At the heart of our API Manufacturer Qualification Program is our extensive API Manufacturer Qualification Assessment which considers over 40 important factors within the manufacturer’s quality management system, manufacturing and materials management systems, and distribution system. The assessment covers everything from facilities and equipment to processes, personnel and paperwork.

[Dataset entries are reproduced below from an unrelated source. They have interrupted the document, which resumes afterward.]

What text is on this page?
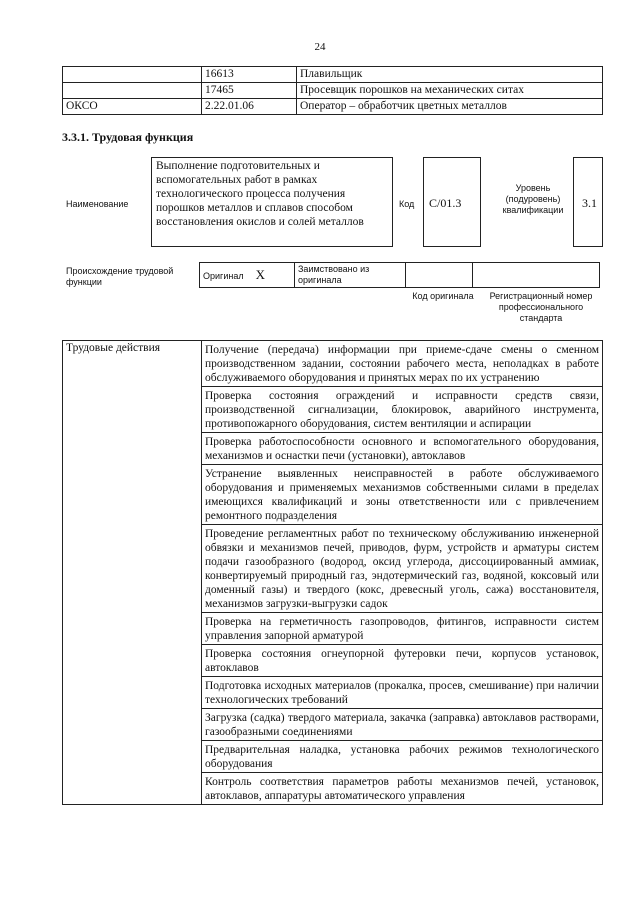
24
	16613	Плавильщик
	17465	Просевщик порошков на механических ситах
ОКСО	2.22.01.06	Оператор – обработчик цветных металлов
3.3.1. Трудовая функция
Наименование
Выполнение подготовительных и вспомогательных работ в рамках технологического процесса получения порошков металлов и сплавов способом восстановления окислов и солей металлов
Код	С/01.3
Уровень (подуровень) квалификации	3.1
Происхождение трудовой функции
Оригинал X	Заимствовано из оригинала		
Код оригинала	Регистрационный номер профессионального стандарта
Трудовые действия	Получение (передача) информации при приеме-сдаче смены о сменном производственном задании, состоянии рабочего места, неполадках в работе обслуживаемого оборудования и принятых мерах по их устранению
Проверка состояния ограждений и исправности средств связи, производственной сигнализации, блокировок, аварийного инструмента, противопожарного оборудования, систем вентиляции и аспирации
Проверка работоспособности основного и вспомогательного оборудования, механизмов и оснастки печи (установки), автоклавов
Устранение выявленных неисправностей в работе обслуживаемого оборудования и применяемых механизмов собственными силами в пределах имеющихся квалификаций и зоны ответственности или с привлечением ремонтного подразделения
Проведение регламентных работ по техническому обслуживанию инженерной обвязки и механизмов печей, приводов, фурм, устройств и арматуры систем подачи газообразного (водород, оксид углерода, диссоциированный аммиак, конвертируемый природный газ, эндотермический газ, водяной, коксовый или доменный газы) и твердого (кокс, древесный уголь, сажа) восстановителя, механизмов загрузки-выгрузки садок
Проверка на герметичность газопроводов, фитингов, исправности систем управления запорной арматурой
Проверка состояния огнеупорной футеровки печи, корпусов установок, автоклавов
Подготовка исходных материалов (прокалка, просев, смешивание) при наличии технологических требований
Загрузка (садка) твердого материала, закачка (заправка) автоклавов растворами, газообразными соединениями
Предварительная наладка, установка рабочих режимов технологического оборудования
Контроль соответствия параметров работы механизмов печей, установок, автоклавов, аппаратуры автоматического управления
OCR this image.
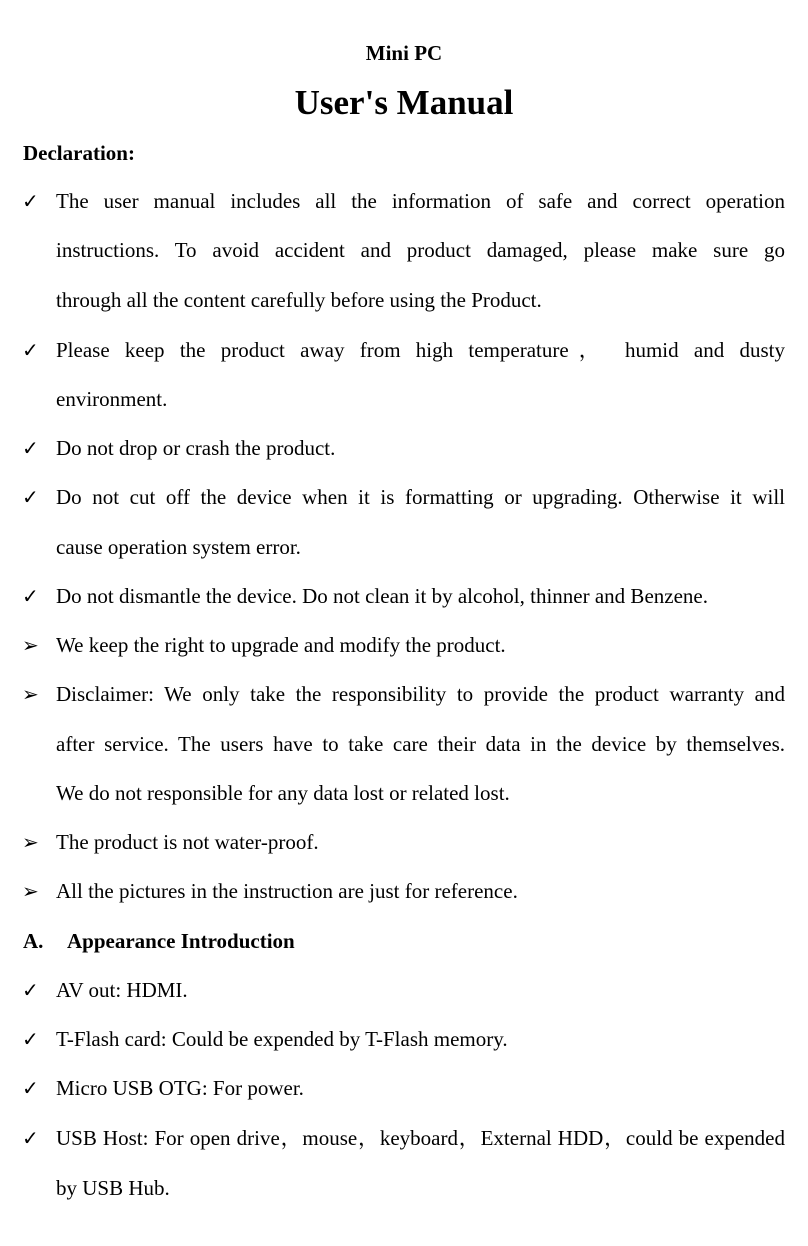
Mini PC
User's Manual
Declaration:
✓ The user manual includes all the information of safe and correct operation
instructions. To avoid accident and product damaged, please make sure go
through all the content carefully before using the Product.
✓ Please keep the product away from high temperature， humid and dusty
environment.
✓ Do not drop or crash the product.
✓ Do not cut off the device when it is formatting or upgrading. Otherwise it will
cause operation system error.
✓ Do not dismantle the device. Do not clean it by alcohol, thinner and Benzene.
➢ We keep the right to upgrade and modify the product.
➢ Disclaimer: We only take the responsibility to provide the product warranty and
after service. The users have to take care their data in the device by themselves.
We do not responsible for any data lost or related lost.
➢ The product is not water-proof.
➢ All the pictures in the instruction are just for reference.
A. Appearance Introduction
✓ AV out: HDMI.
✓ T-Flash card: Could be expended by T-Flash memory.
✓ Micro USB OTG: For power.
✓ USB Host: For open drive，mouse，keyboard，External HDD，could be expended
by USB Hub.
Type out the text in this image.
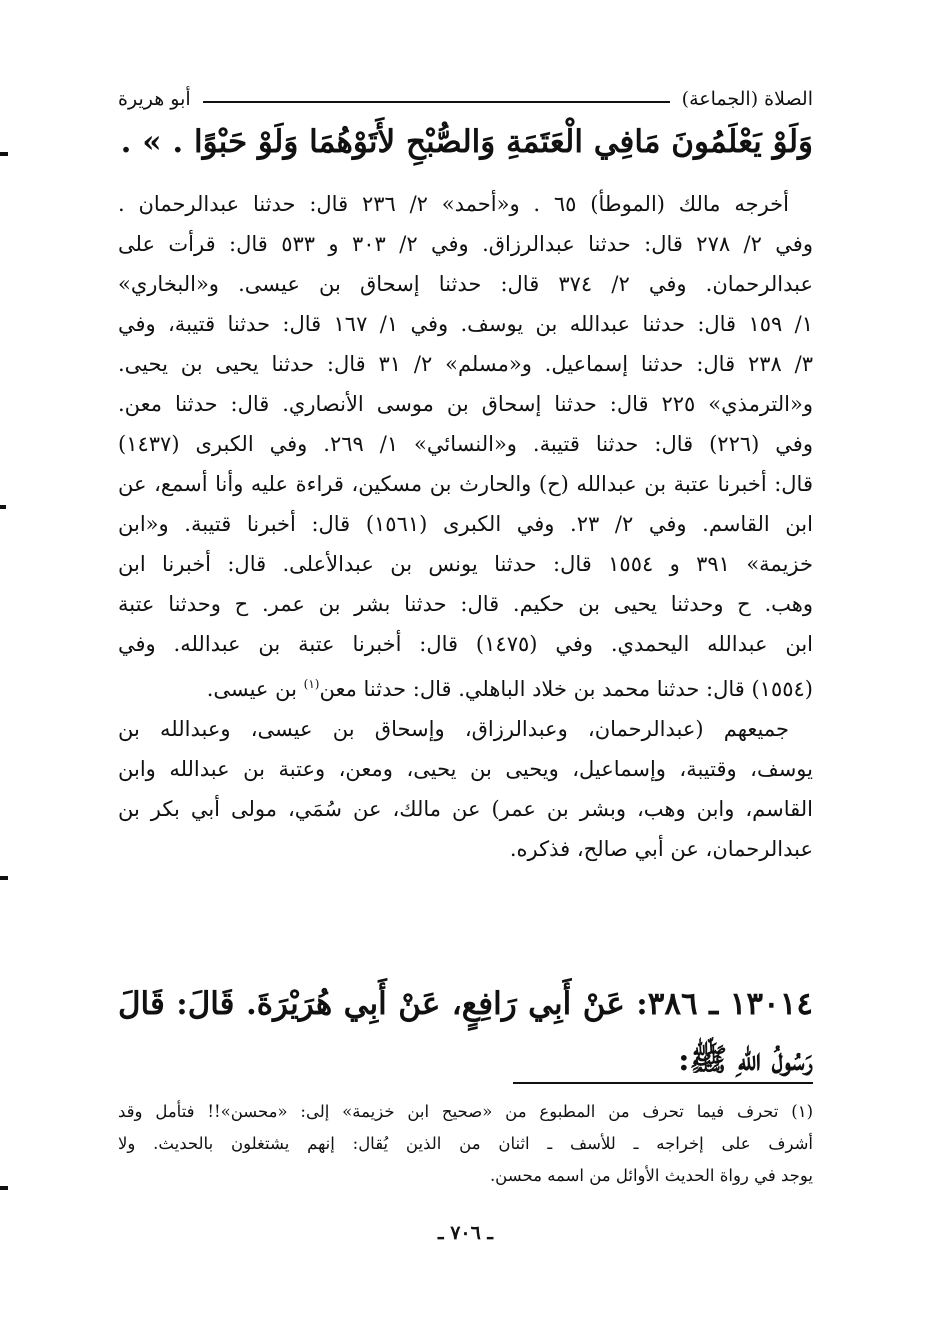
الصلاة (الجماعة)
أبو هريرة
وَلَوْ يَعْلَمُونَ مَافِي الْعَتَمَةِ وَالصُّبْحِ لأَتَوْهُمَا وَلَوْ حَبْوًا . » .

أخرجه مالك (الموطأ) ٦٥ . و«أحمد» ٢/ ٢٣٦ قال: حدثنا عبدالرحمان .
وفي ٢/ ٢٧٨ قال: حدثنا عبدالرزاق. وفي ٢/ ٣٠٣ و ٥٣٣ قال: قرأت على
عبدالرحمان. وفي ٢/ ٣٧٤ قال: حدثنا إسحاق بن عيسى. و«البخاري»
١/ ١٥٩ قال: حدثنا عبدالله بن يوسف. وفي ١/ ١٦٧ قال: حدثنا قتيبة، وفي
٣/ ٢٣٨ قال: حدثنا إسماعيل. و«مسلم» ٢/ ٣١ قال: حدثنا يحيى بن يحيى.
و«الترمذي» ٢٢٥ قال: حدثنا إسحاق بن موسى الأنصاري. قال: حدثنا معن.
وفي (٢٢٦) قال: حدثنا قتيبة. و«النسائي» ١/ ٢٦٩. وفي الكبرى (١٤٣٧)
قال: أخبرنا عتبة بن عبدالله (ح) والحارث بن مسكين، قراءة عليه وأنا أسمع، عن
ابن القاسم. وفي ٢/ ٢٣. وفي الكبرى (١٥٦١) قال: أخبرنا قتيبة. و«ابن
خزيمة» ٣٩١ و ١٥٥٤ قال: حدثنا يونس بن عبدالأعلى. قال: أخبرنا ابن
وهب. ح وحدثنا يحيى بن حكيم. قال: حدثنا بشر بن عمر. ح وحدثنا عتبة
ابن عبدالله اليحمدي. وفي (١٤٧٥) قال: أخبرنا عتبة بن عبدالله. وفي
(١٥٥٤) قال: حدثنا محمد بن خلاد الباهلي. قال: حدثنا معن$^{(١)}$ بن عيسى.

جميعهم (عبدالرحمان، وعبدالرزاق، وإسحاق بن عيسى، وعبدالله بن
يوسف، وقتيبة، وإسماعيل، ويحيى بن يحيى، ومعن، وعتبة بن عبدالله وابن
القاسم، وابن وهب، وبشر بن عمر) عن مالك، عن سُمَي، مولى أبي بكر بن
عبدالرحمان، عن أبي صالح، فذكره.

١٣٠١٤ ـ ٣٨٦: عَنْ أَبِي رَافِعٍ، عَنْ أَبِي هُرَيْرَةَ. قَالَ: قَالَ
رَسُولُ اللهِ ﷺ:
(١) تحرف فيما تحرف من المطبوع من «صحيح ابن خزيمة» إلى: «محسن»!! فتأمل وقد
أشرف على إخراجه ـ للأسف ـ اثنان من الذين يُقال: إنهم يشتغلون بالحديث. ولا
يوجد في رواة الحديث الأوائل من اسمه محسن.
ـ ٧٠٦ ـ
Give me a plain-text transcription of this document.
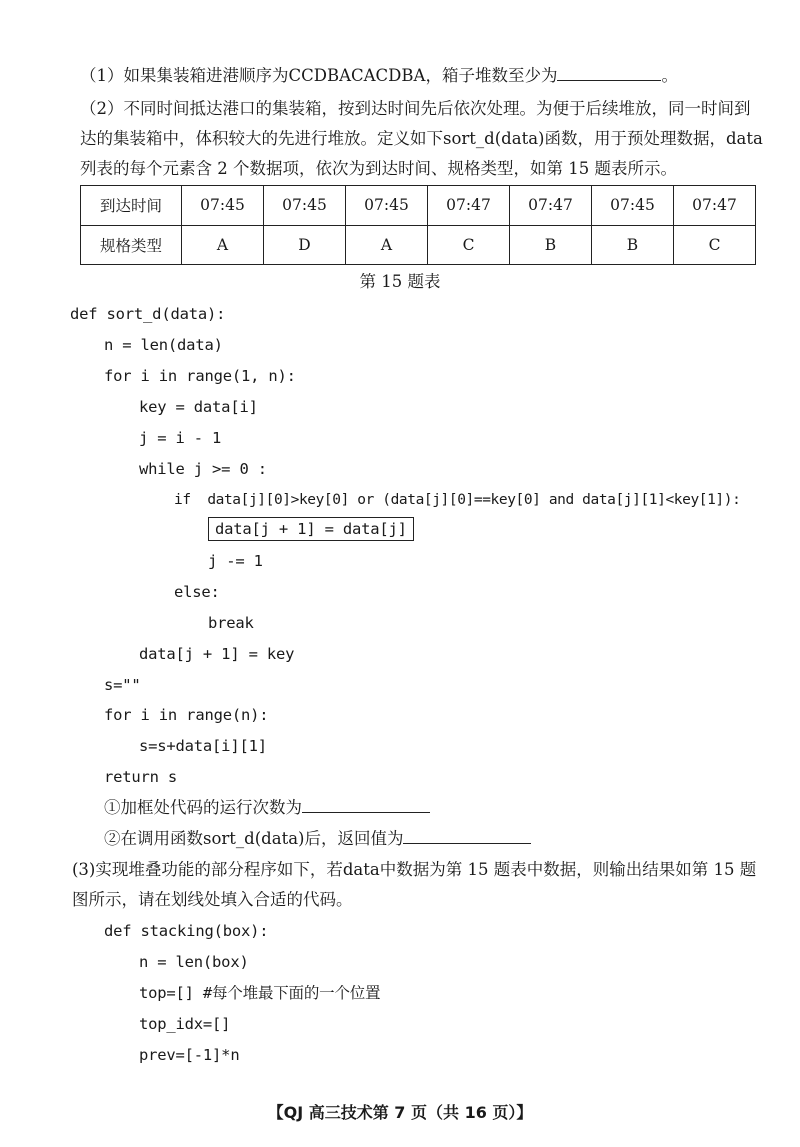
（1）如果集装箱进港顺序为CCDBACACDBA，箱子堆数至少为	。
（2）不同时间抵达港口的集装箱，按到达时间先后依次处理。为便于后续堆放，同一时间到
达的集装箱中，体积较大的先进行堆放。定义如下sort_d(data)函数，用于预处理数据，data
列表的每个元素含 2 个数据项，依次为到达时间、规格类型，如第 15 题表所示。
到达时间	07:45	07:45	07:45	07:47	07:47	07:45	07:47
规格类型	A	D	A	C	B	B	C
第 15 题表
def sort_d(data):
n = len(data)
for i in range(1, n):
key = data[i]
j = i - 1
while j >= 0 :
if  data[j][0]>key[0] or (data[j][0]==key[0] and data[j][1]<key[1]):
data[j + 1] = data[j]
j -= 1
else:
break
data[j + 1] = key
s=""
for i in range(n):
s=s+data[i][1]
return s
①加框处代码的运行次数为
②在调用函数sort_d(data)后，返回值为
(3)实现堆叠功能的部分程序如下，若data中数据为第 15 题表中数据，则输出结果如第 15 题
图所示，请在划线处填入合适的代码。
def stacking(box):
n = len(box)
top=[] #每个堆最下面的一个位置
top_idx=[]
prev=[-1]*n
【QJ 高三技术第 7 页（共 16 页）】
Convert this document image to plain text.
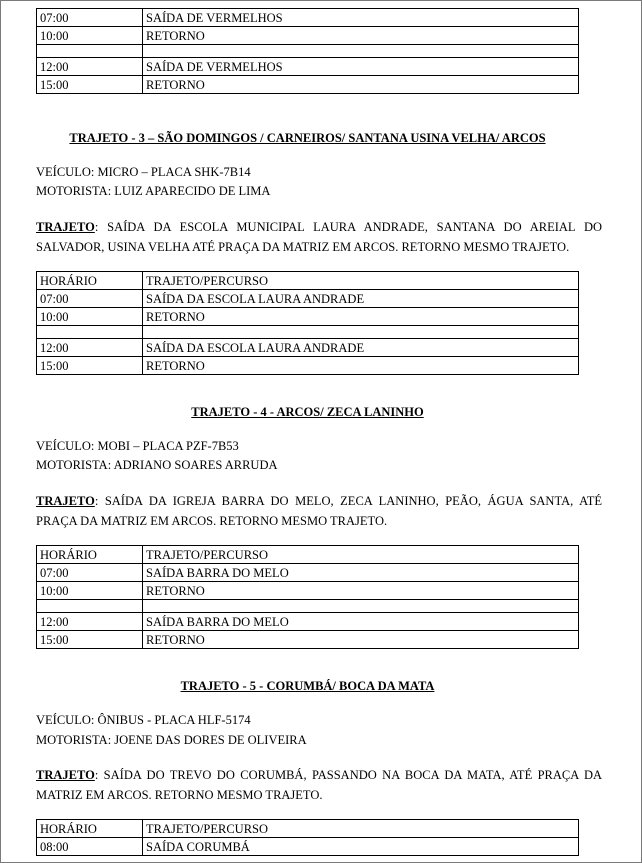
07:00	SAÍDA DE VERMELHOS
10:00	RETORNO

12:00	SAÍDA DE VERMELHOS
15:00	RETORNO
TRAJETO - 3 – SÃO DOMINGOS / CARNEIROS/ SANTANA USINA VELHA/ ARCOS
VEÍCULO: MICRO – PLACA SHK-7B14
MOTORISTA: LUIZ APARECIDO DE LIMA
TRAJETO: SAÍDA DA ESCOLA MUNICIPAL LAURA ANDRADE, SANTANA DO AREIAL DO SALVADOR, USINA VELHA ATÉ PRAÇA DA MATRIZ EM ARCOS. RETORNO MESMO TRAJETO.
HORÁRIO	TRAJETO/PERCURSO
07:00	SAÍDA DA ESCOLA LAURA ANDRADE
10:00	RETORNO

12:00	SAÍDA DA ESCOLA LAURA ANDRADE
15:00	RETORNO
TRAJETO - 4 - ARCOS/ ZECA LANINHO
VEÍCULO: MOBI – PLACA PZF-7B53
MOTORISTA: ADRIANO SOARES ARRUDA
TRAJETO: SAÍDA DA IGREJA BARRA DO MELO, ZECA LANINHO, PEÃO, ÁGUA SANTA, ATÉ PRAÇA DA MATRIZ EM ARCOS. RETORNO MESMO TRAJETO.
HORÁRIO	TRAJETO/PERCURSO
07:00	SAÍDA BARRA DO MELO
10:00	RETORNO

12:00	SAÍDA BARRA DO MELO
15:00	RETORNO
TRAJETO - 5 - CORUMBÁ/ BOCA DA MATA
VEÍCULO: ÔNIBUS - PLACA HLF-5174
MOTORISTA: JOENE DAS DORES DE OLIVEIRA
TRAJETO: SAÍDA DO TREVO DO CORUMBÁ, PASSANDO NA BOCA DA MATA, ATÉ PRAÇA DA MATRIZ EM ARCOS. RETORNO MESMO TRAJETO.
HORÁRIO	TRAJETO/PERCURSO
08:00	SAÍDA CORUMBÁ
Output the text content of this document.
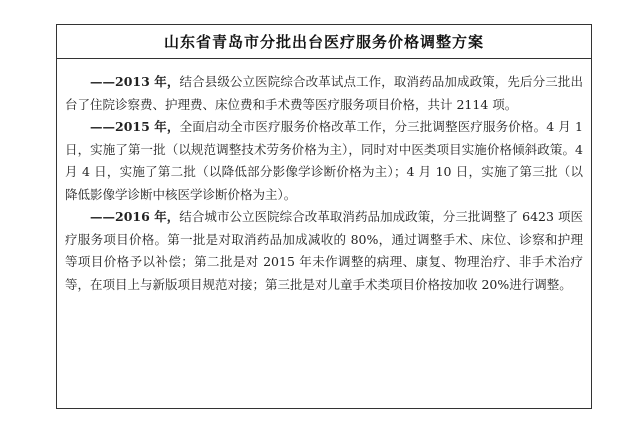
山东省青岛市分批出台医疗服务价格调整方案

——2013 年，结合县级公立医院综合改革试点工作，取消药品加成政策，先后分三批出台了住院诊察费、护理费、床位费和手术费等医疗服务项目价格，共计 2114 项。

——2015 年，全面启动全市医疗服务价格改革工作，分三批调整医疗服务价格。4 月 1 日，实施了第一批（以规范调整技术劳务价格为主），同时对中医类项目实施价格倾斜政策。4 月 4 日，实施了第二批（以降低部分影像学诊断价格为主）；4 月 10 日，实施了第三批（以降低影像学诊断中核医学诊断价格为主）。

——2016 年，结合城市公立医院综合改革取消药品加成政策，分三批调整了 6423 项医疗服务项目价格。第一批是对取消药品加成减收的 80%，通过调整手术、床位、诊察和护理等项目价格予以补偿；第二批是对 2015 年未作调整的病理、康复、物理治疗、非手术治疗等，在项目上与新版项目规范对接；第三批是对儿童手术类项目价格按加收 20%进行调整。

Our proprietary assessment also considers larger qualifications such as FDA registration, FDA inspection, current good manufacturing practices (CGMPs), and inspections by other health authorities.
- FDA registration
The FDA regulates domestic manufacturers as well as foreign manufacturers who sell products in the U.S. All of them have to register with the FDA, and they have to register their products as well.
- FDA inspection
The FDA inspects all of the manufacturers of FDA-approved drug products (i.e., finished drug products), but it does not inspect all API manufacturers. This is why it is important to us that the manufacturers we qualify have been inspected by the FDA or their local regulatory agencies.
- Current good manufacturing practices (CGMPs) compliance
Various regulatory agencies around the world establish and enforce CGMPs, which are requirements that ensure manufacturers use the proper methods, facilities and controls to consistently make active pharmaceutical ingredients and drug products according to high standards.
- Inspection by other health authorities based on the location of the manufacturer (e.g., EU, Canada, Australia, Japan, UK, etc.)